- Born: 10 March 1921 Sandnes
- Died: 26 May 1985 (aged 64) Oslo
- Known for: work in Scottish Gaelic linguistics
- Scientific career
- Fields: linguistics, Celtic studies
- Workplaces: University of Oslo

= Magne Oftedal =

Norwegian linguist (1921–1985)

Magne Oftedal (10 March 1921 – 26 May 1985) was a Norwegian linguist who carried out a large amount of comparative research on Scottish Gaelic dialects, the Celtic languages and Spanish.

He was born in Sandnes in the county of Rogaland in 1921 and began studying for a degree in philology at the University of Oslo, but his studies were interrupted by the Second World War and he only managed to complete his degree in 1947. During his time at the University of Oslo, he studied the Gaelic of Lewis between 1949 and 1954, publishing his first important paper, The village names of Lewis in the Outer Hebrides, in 1954. He was subsequently awarded a doctorate for his research into the Gaelic dialect of Leurbost, published as The Gaelic of Leurbost in 1956.

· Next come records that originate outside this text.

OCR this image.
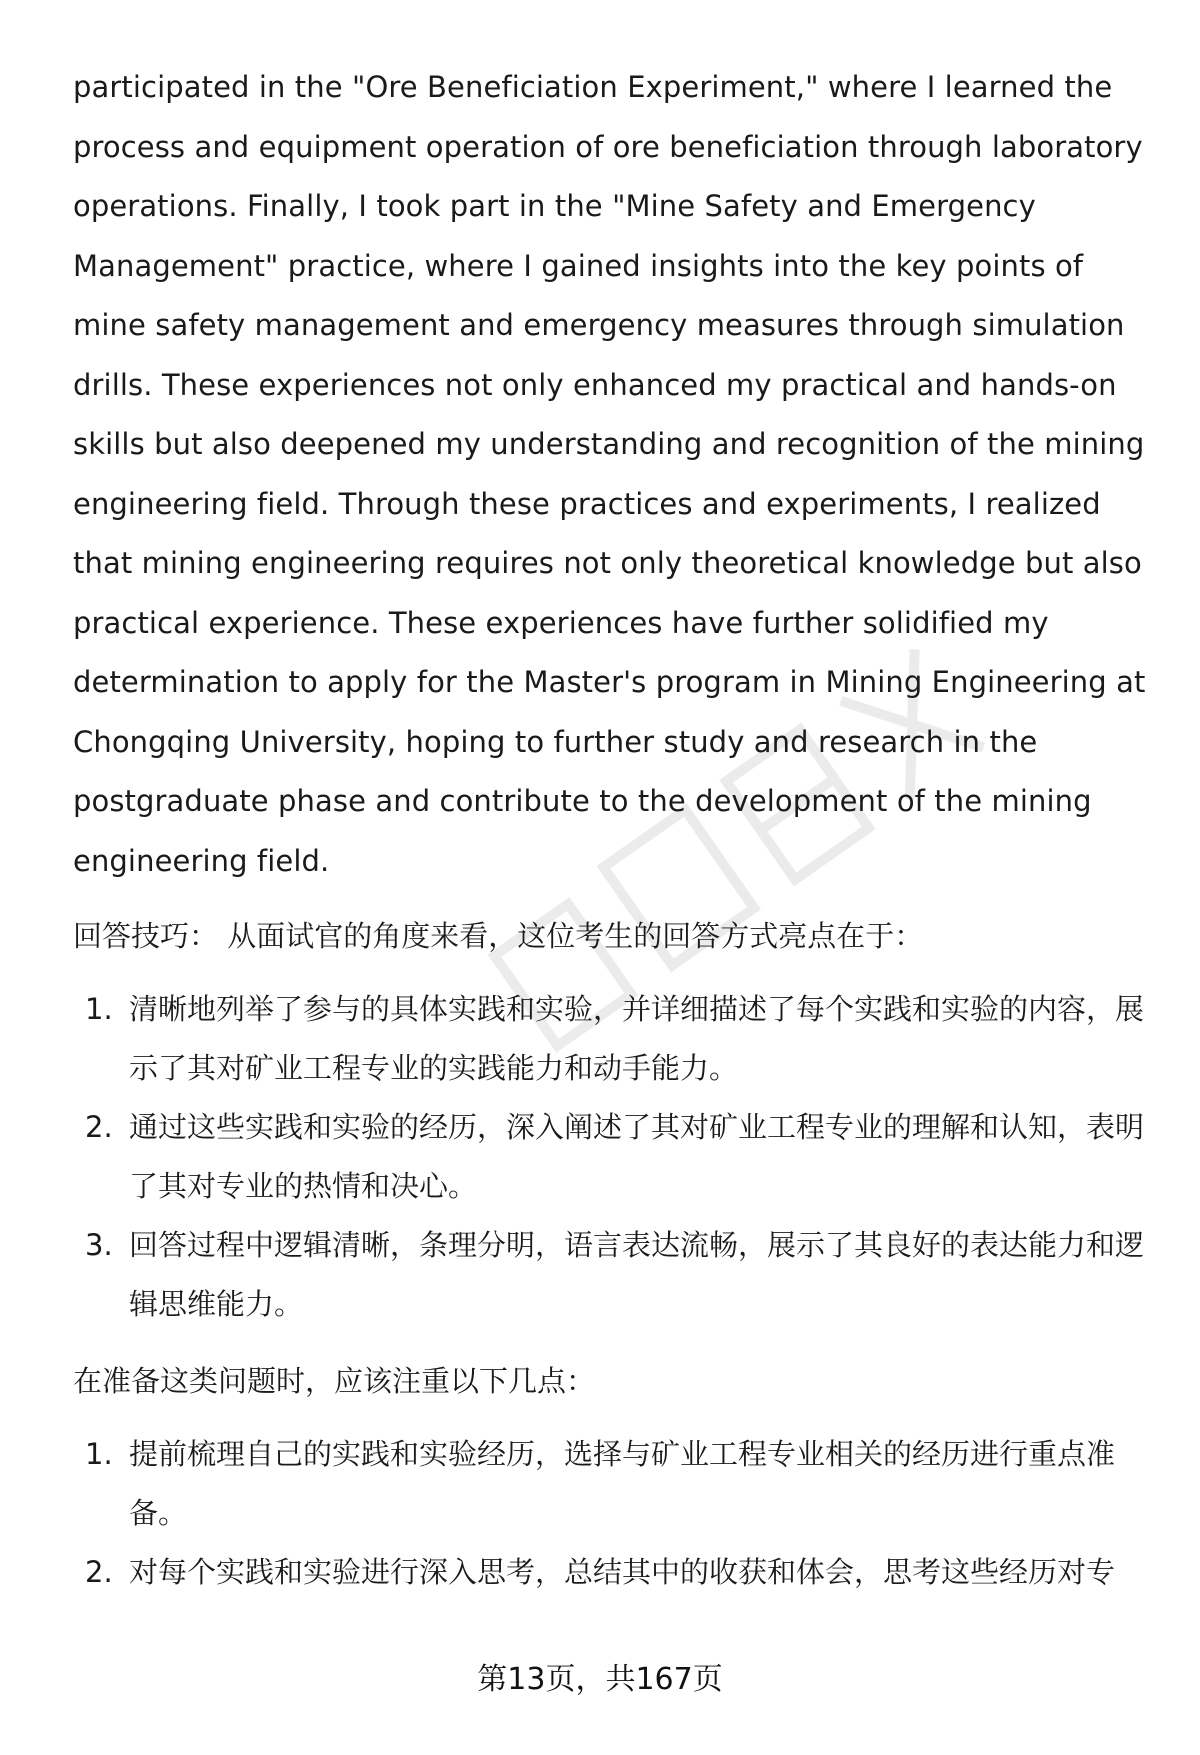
participated in the "Ore Beneficiation Experiment," where I learned the process and equipment operation of ore beneficiation through laboratory operations. Finally, I took part in the "Mine Safety and Emergency Management" practice, where I gained insights into the key points of mine safety management and emergency measures through simulation drills. These experiences not only enhanced my practical and hands-on skills but also deepened my understanding and recognition of the mining engineering field. Through these practices and experiments, I realized that mining engineering requires not only theoretical knowledge but also practical experience. These experiences have further solidified my determination to apply for the Master's program in Mining Engineering at Chongqing University, hoping to further study and research in the postgraduate phase and contribute to the development of the mining engineering field.

回答技巧： 从面试官的角度来看，这位考生的回答方式亮点在于：

1. 清晰地列举了参与的具体实践和实验，并详细描述了每个实践和实验的内容，展示了其对矿业工程专业的实践能力和动手能力。
2. 通过这些实践和实验的经历，深入阐述了其对矿业工程专业的理解和认知，表明了其对专业的热情和决心。
3. 回答过程中逻辑清晰，条理分明，语言表达流畅，展示了其良好的表达能力和逻辑思维能力。

在准备这类问题时，应该注重以下几点：

1. 提前梳理自己的实践和实验经历，选择与矿业工程专业相关的经历进行重点准备。
2. 对每个实践和实验进行深入思考，总结其中的收获和体会，思考这些经历对专
第13页，共167页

Throughout his career his main focus remained the phonology and place-names of Gaelic, Welsh and Norwegian. He became a professor at the University of Oslo after Carl Marstrander and remained there for some 30 years. He was also an editor of the publication Lochlann – A Review of Celtic Studies between 1969 and 1974, and a member and chair of numerous bodies such as the Norwegian Academy of Science and Letters (from 1958) and the Norsk Forening for Språkvitenskap. He died in 1985 in Oslo.